Income Tax Assessment Act 1997

CHAPTER 2 - LIABILITY RULES OF GENERAL APPLICATION  

PART 2-10 - CAPITAL ALLOWANCES: RULES ABOUT DEDUCTIBILITY OF CAPITAL EXPENDITURE  

Division 40 - Capital allowances  

Subdivision 40-C - Cost  

Operative provisions

SECTION 40-180   First element of cost  

40-180(1)    


The first element is worked out as at the time when you began to *hold the *depreciating asset (except for a case to which item 3, 4 or 14 of the table in subsection (2) applies). It is:


(a) if an item in that table applies - the amount specified in that item; or


(b) otherwise - the amount you are taken to have paid to hold the asset under section 40-185 .

Note 1:

The first element of the cost may be modified by a later provision in this Subdivision.

Note 2:

Section 230-505 provides special rules for working out the amount of consideration for an asset if the asset is a Division 230 financial arrangement or a Division 230 financial arrangement is involved in that consideration.


40-180(2)    


If more than one item in this table covers the asset, apply the last item that covers it.
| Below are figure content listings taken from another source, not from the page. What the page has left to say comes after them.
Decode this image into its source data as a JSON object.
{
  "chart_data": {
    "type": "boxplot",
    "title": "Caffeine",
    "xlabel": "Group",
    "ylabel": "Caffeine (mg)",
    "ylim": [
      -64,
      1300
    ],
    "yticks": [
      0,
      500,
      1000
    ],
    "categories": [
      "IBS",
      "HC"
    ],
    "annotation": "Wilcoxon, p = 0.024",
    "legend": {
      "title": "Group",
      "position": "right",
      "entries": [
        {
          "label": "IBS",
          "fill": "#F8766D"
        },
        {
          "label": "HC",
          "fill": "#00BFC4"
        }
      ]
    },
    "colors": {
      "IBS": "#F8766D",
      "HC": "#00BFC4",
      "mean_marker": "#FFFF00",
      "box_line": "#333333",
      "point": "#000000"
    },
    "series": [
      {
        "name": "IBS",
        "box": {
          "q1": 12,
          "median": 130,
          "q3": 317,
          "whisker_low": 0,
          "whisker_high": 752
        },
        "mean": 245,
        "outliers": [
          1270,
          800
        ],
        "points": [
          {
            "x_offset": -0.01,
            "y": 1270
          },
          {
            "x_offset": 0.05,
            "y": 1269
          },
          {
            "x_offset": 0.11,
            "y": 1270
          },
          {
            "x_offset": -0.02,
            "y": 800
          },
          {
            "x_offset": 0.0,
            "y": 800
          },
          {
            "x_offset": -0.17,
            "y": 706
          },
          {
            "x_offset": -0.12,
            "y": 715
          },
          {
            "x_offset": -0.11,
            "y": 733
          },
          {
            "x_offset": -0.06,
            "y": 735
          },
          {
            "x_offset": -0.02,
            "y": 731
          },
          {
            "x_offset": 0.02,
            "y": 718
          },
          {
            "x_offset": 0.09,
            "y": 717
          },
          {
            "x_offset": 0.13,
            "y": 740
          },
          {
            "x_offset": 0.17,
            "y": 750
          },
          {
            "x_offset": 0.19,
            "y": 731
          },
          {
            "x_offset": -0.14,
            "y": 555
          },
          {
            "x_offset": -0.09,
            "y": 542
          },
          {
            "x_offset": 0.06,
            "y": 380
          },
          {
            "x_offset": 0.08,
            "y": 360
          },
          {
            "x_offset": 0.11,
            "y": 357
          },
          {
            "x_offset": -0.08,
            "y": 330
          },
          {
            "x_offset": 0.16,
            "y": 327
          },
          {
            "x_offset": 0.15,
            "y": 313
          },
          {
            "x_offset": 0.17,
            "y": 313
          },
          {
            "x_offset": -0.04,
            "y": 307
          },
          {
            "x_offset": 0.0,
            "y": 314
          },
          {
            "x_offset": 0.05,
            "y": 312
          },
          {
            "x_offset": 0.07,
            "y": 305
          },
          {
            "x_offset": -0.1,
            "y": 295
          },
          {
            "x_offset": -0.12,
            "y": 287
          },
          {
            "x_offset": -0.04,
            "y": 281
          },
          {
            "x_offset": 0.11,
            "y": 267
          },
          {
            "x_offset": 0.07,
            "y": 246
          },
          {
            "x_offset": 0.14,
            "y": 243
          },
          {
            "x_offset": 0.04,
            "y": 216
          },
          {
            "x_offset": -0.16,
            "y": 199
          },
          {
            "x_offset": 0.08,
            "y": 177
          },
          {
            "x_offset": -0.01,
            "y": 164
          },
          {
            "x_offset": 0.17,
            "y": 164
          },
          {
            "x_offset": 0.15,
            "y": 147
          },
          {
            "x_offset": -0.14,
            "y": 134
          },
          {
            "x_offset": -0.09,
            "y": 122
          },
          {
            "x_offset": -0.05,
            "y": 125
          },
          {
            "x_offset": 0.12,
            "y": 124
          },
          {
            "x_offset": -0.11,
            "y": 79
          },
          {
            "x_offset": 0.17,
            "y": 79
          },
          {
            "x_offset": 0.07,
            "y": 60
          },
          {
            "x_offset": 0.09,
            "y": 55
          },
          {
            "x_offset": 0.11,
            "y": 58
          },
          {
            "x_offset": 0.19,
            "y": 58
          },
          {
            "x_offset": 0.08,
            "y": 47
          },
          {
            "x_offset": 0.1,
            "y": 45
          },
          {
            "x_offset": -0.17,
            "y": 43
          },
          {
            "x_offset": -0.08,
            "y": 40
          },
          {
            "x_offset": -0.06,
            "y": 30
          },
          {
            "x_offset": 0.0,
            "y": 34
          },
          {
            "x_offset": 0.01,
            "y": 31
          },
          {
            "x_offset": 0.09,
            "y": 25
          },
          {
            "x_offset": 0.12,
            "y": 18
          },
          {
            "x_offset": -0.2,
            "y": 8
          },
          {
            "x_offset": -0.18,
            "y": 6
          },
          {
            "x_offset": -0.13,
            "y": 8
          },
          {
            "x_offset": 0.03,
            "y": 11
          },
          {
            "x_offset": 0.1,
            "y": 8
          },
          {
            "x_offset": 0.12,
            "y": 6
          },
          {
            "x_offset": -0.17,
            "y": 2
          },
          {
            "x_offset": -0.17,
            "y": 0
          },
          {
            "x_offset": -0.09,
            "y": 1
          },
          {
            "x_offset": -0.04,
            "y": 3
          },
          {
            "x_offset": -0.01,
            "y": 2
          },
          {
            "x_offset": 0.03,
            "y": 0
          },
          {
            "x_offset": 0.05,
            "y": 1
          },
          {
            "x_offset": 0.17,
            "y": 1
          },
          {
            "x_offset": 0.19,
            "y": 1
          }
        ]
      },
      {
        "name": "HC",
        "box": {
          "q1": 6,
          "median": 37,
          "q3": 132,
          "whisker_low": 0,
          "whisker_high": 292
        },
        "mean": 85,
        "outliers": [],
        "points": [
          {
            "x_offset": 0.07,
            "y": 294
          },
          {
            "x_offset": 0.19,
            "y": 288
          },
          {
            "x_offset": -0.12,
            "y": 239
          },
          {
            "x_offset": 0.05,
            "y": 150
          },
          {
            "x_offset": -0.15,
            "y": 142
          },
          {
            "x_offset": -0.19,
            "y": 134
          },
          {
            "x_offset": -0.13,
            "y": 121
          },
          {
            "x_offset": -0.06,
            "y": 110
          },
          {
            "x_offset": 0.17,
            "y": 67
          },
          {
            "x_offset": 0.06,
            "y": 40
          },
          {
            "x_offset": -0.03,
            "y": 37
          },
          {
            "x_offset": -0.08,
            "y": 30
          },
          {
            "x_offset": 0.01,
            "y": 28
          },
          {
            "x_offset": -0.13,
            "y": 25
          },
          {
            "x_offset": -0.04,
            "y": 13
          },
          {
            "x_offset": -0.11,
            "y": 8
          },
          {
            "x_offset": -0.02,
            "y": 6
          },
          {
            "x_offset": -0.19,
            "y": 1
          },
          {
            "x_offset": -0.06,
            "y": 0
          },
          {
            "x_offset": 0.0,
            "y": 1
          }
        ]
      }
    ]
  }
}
First element of the cost of a depreciating asset
Item In this case: The cost is:
1 A *depreciating asset you *hold is split into 2 or more assets For each of the assets into which it is split, the amount worked out under section 40-205
.
2 A *depreciating asset or assets that you *hold is or are merged into another depreciating asset For the other asset, the amount worked out under section 40-210
.
3 A *balancing adjustment event happens to a *depreciating asset you *hold because you stop using it for any purpose expecting never to use it again, and you continue to hold it The *termination value of the asset at the time of the event
.
4 A *balancing adjustment event happens to a *depreciating asset you *hold but have not used because you expect never to use it, and you continue to hold it The *termination value of the asset at the time of the event
.
5 A partnership asset that was *held, just before it became a partnership asset, by one or more partners (whether or not any other entity was a joint holder) or a partnership asset to which subsection 40-295(2) applies The *market value of the asset when the partnership started to hold it or when the change referred to in subsection 40-295(2) occurred
.
6 There is roll-over relief under section 40-340 for a *balancing adjustment event happening to a *depreciating asset The *adjustable value of the asset to the transferor just before the balancing adjustment event occurred
.
7 You are the legal owner of a *depreciating asset that is hired under a *hire purchase agreement and you start *holding it because the entity to whom it is hired does not become the legal owner The *market value of the asset when you started to hold it
.
8 You started to *hold the asset under an *arrangement and: The market value of the asset when you started to hold it
  (a) there is at least one other party to the arrangement with whom you did not deal at *arm ' s length; and  
  (b) apart from this item, the first element of the asset ' s cost would exceed its *market value  
.
9 You started to *hold the asset under an *arrangement that was private or domestic in nature to you (for example, a gift) The *market value of the asset when you started to hold it
.
10 The *Finance Minister has determined a cost for you under section 49A, 49B, 50A, 50B, 51A or 51B of the Airports (Transitional) Act 1996 The cost so determined
.
11 To which Division 58 (which deals with assets previously owned by an *exempt entity) applies The amount applicable under subsections 58-70(3) and (5)
.
12 A *balancing adjustment event happens to a *depreciating asset because a person dies and the asset devolves to you as the person ' s *legal personal representative The asset ' s *adjustable value on the day the person died or, if the asset is allocated to a low-value pool, so much of the *closing pool balance for the income year in which the person died as is reasonably attributable to the asset
.
13 You started to *hold a *depreciating asset because it *passed to you as the beneficiary or a joint tenant The *market value of the asset when you started to hold it reduced by any *capital gain that was disregarded under section 128-10 or subsection 128-15(3), whether by the deceased or by the *legal personal representative
.
14 A *balancing adjustment event happens to a *depreciating asset you *hold because of subsection 40-295(1B) What would, apart from subsection 40-285(3), be the asset ' s *adjustable value on the day the *balancing adjustment event occurs


40-180(3)    


The first element of *cost includes an amount you paid or are taken to have paid in relation to starting to *hold the *depreciating asset if that amount is directly connected with holding the asset.

40-180(4)    


The first element of *cost of a *depreciating asset does not include an amount that forms part of the second element of cost of another depreciating asset.
Note:

The first element of cost may be reduced under section 40-1130 to account for exploration benefits received under farm-in farm-out arrangements.